论文标题
关于神经文本到语音的韵律表示学习和上下文抽样
Prosodic Representation Learning and Contextual Sampling for Neural Text-to-Speech
论文作者
论文摘要
在本文中,我们介绍了Kathaka,该模型是通过新颖的两阶段训练过程,用于神经言语综合,具有适当的韵律。在第一阶段,我们从训练过程中可用的MEL-SPECTROGRAM上学习了句子级别的韵律分布。在第二阶段,我们提出了一种新颖的方法,可以使用文本中可用的上下文信息从这种学到的韵律分布中进行采样。为此,我们在文本上使用BERT,以及从文本中提取的解析树上使用图形注意网络。与录音相比,我们显示出强大的基线的统计学显着相对相对改善的自然性$ 13.2 \%。我们还对采样技术的变化进行了消融研究,并在每种情况下都表现出对基线的统计学显着改善。
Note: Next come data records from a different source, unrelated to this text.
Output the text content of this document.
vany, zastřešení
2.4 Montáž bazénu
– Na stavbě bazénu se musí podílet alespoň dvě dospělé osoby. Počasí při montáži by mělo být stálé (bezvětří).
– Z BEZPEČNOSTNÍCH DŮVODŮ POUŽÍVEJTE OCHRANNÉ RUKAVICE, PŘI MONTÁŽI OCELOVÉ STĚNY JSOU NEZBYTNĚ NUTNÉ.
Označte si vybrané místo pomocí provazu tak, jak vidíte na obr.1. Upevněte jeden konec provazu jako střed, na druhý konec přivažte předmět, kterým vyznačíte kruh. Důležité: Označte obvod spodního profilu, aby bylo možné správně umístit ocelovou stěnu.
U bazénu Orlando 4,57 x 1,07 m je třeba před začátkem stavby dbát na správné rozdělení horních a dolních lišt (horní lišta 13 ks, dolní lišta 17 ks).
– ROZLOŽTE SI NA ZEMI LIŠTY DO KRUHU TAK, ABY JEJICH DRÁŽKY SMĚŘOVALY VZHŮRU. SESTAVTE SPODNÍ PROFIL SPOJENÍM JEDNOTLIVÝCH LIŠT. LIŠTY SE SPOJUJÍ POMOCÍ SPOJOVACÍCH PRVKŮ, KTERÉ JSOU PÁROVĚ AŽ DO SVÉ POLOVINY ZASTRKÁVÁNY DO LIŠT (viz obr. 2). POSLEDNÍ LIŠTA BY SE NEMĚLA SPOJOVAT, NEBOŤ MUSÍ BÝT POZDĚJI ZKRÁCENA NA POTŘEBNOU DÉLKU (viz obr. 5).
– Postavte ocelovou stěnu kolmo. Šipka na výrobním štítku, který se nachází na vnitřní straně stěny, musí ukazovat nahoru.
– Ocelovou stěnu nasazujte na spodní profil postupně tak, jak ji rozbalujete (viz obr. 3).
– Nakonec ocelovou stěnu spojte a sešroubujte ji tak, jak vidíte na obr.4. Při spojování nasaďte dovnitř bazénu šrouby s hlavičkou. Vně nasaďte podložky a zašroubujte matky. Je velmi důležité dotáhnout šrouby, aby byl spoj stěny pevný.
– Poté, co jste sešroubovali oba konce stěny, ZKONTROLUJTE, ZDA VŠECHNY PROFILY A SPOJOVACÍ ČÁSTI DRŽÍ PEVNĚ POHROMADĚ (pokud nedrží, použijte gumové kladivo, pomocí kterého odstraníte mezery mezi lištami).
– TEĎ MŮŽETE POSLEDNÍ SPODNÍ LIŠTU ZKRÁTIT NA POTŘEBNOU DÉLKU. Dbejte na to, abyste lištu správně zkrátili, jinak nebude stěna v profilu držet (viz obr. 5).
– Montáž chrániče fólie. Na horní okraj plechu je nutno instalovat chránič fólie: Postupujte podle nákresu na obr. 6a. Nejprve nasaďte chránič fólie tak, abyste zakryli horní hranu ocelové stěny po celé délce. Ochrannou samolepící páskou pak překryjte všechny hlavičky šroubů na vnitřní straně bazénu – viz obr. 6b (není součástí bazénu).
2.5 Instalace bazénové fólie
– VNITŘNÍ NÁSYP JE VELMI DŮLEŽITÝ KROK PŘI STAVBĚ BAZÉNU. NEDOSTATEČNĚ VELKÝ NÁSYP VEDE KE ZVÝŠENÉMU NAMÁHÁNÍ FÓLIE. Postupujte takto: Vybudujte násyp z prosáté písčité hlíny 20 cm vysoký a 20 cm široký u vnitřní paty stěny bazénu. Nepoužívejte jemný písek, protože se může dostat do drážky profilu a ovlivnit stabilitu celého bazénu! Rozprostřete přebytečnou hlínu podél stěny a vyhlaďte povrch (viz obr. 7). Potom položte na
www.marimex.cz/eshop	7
In this paper, we introduce Kathaka, a model trained with a novel two-stage training process for neural speech synthesis with contextually appropriate prosody. In Stage I, we learn a prosodic distribution at the sentence level from mel-spectrograms available during training. In Stage II, we propose a novel method to sample from this learnt prosodic distribution using the contextual information available in text. To do this, we use BERT on text, and graph-attention networks on parse trees extracted from text. We show a statistically significant relative improvement of $13.2\%$ in naturalness over a strong baseline when compared to recordings. We also conduct an ablation study on variations of our sampling technique, and show a statistically significant improvement over the baseline in each case.